Tesla launched a cheaper version of the locally-made Model Y SUV crossover last month, so some customers may postpone purchases until the version is available. The model is expected to begin delivery within the next few months.
After receiving government subsidies, the starting price of the standard battery life Model Y is 276,000 yuan ($42,600), which is about 20% lower than the original long battery life version. Tesla recently lowered the price of its base Model 3 by RMB 15,000 to RMB 235,900.
In contrast, the starting price of Weilai ES6 SUV is around 358,000 yuan, while Liqi’s Li One is priced at 338,000 yuan. Although Tesla still leads the luxury electric vehicle market, its Chinese competitors are catching up with stylish design, localized software and meticulous customer service.

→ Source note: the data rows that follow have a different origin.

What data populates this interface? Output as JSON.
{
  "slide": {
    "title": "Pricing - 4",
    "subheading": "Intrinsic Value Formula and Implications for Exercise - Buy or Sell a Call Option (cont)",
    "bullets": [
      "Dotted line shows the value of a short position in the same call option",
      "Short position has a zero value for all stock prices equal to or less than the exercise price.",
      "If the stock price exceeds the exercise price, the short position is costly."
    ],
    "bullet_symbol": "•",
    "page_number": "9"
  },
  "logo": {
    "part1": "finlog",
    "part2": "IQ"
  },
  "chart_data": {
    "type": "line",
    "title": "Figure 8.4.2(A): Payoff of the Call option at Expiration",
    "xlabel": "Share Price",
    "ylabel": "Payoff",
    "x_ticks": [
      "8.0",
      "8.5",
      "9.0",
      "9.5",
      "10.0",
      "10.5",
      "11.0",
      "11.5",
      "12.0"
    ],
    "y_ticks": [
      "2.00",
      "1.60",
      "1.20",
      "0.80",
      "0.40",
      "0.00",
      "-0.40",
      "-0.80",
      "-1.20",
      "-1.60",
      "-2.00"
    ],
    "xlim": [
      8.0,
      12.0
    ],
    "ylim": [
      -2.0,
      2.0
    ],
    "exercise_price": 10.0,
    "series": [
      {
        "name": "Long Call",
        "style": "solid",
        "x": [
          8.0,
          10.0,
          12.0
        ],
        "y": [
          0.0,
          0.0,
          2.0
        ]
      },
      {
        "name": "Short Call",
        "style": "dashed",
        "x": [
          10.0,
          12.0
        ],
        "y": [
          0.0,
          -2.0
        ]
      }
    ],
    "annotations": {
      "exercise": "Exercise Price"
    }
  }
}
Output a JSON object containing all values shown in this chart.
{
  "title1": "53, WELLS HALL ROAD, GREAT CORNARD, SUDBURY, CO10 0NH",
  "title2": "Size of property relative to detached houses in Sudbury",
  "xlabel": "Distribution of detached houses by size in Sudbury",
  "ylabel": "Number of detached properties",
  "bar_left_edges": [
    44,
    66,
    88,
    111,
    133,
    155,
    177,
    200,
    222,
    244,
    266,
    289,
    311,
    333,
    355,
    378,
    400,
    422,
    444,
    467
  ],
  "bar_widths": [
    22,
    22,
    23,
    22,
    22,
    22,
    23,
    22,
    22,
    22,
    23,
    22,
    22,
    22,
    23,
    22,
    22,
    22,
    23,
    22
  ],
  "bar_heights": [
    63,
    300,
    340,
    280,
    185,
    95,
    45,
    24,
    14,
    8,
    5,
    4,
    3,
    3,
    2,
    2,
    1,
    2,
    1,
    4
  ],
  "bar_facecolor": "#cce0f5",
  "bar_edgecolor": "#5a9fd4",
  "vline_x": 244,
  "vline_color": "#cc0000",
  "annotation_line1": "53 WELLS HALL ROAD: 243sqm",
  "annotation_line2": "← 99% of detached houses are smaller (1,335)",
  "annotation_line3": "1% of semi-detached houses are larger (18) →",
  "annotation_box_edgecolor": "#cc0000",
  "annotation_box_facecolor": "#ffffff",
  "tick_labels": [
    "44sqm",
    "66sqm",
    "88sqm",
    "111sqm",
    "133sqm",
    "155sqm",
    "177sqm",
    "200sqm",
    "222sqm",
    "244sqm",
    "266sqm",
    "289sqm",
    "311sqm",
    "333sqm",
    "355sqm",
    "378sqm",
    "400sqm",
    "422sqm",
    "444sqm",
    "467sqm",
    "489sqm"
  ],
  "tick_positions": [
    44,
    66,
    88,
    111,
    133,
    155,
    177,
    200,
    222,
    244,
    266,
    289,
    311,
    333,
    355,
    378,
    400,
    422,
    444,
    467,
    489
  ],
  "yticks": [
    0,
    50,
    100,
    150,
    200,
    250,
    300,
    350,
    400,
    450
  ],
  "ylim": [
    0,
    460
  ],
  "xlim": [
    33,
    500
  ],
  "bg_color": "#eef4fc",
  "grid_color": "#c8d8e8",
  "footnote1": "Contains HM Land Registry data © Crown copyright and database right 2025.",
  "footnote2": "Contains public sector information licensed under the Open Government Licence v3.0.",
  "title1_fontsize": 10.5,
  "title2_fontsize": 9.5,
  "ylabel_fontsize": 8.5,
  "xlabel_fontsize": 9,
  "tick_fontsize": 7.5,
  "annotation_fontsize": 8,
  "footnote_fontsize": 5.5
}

Tesla China said in a statement on Tuesday that the launch of the cheaper Model Y and the price cut of the Model 3 “will certainly attract more internal combustion engine owners to accept electric vehicles.”
PCA data on Tuesday showed that overall retail sales of cars, sport utility vehicles and utility vehicles in July fell 6.4% year-on-year to 1.52 million units. Sales of new energy vehicles including electric vehicles and plug-in hybrid vehicles increased by nearly 170% year-on-year to 222,000 units, with BYD, Tesla and SAIC Motor performing strong.
Cui said he expects that the global chip shortage will begin to ease after next month, on the grounds that the government announced an investigation into possible price manipulation last week.
“The national antitrust investigation on semiconductors led by the state agency will intimidate some chip distributors. They will release their stockpiled stocks, which will further benefit production and sales,” he said.
(Updated analyst comments and sharing actions in the sixth paragraph.)
– With the assistance of Reinie Booysen.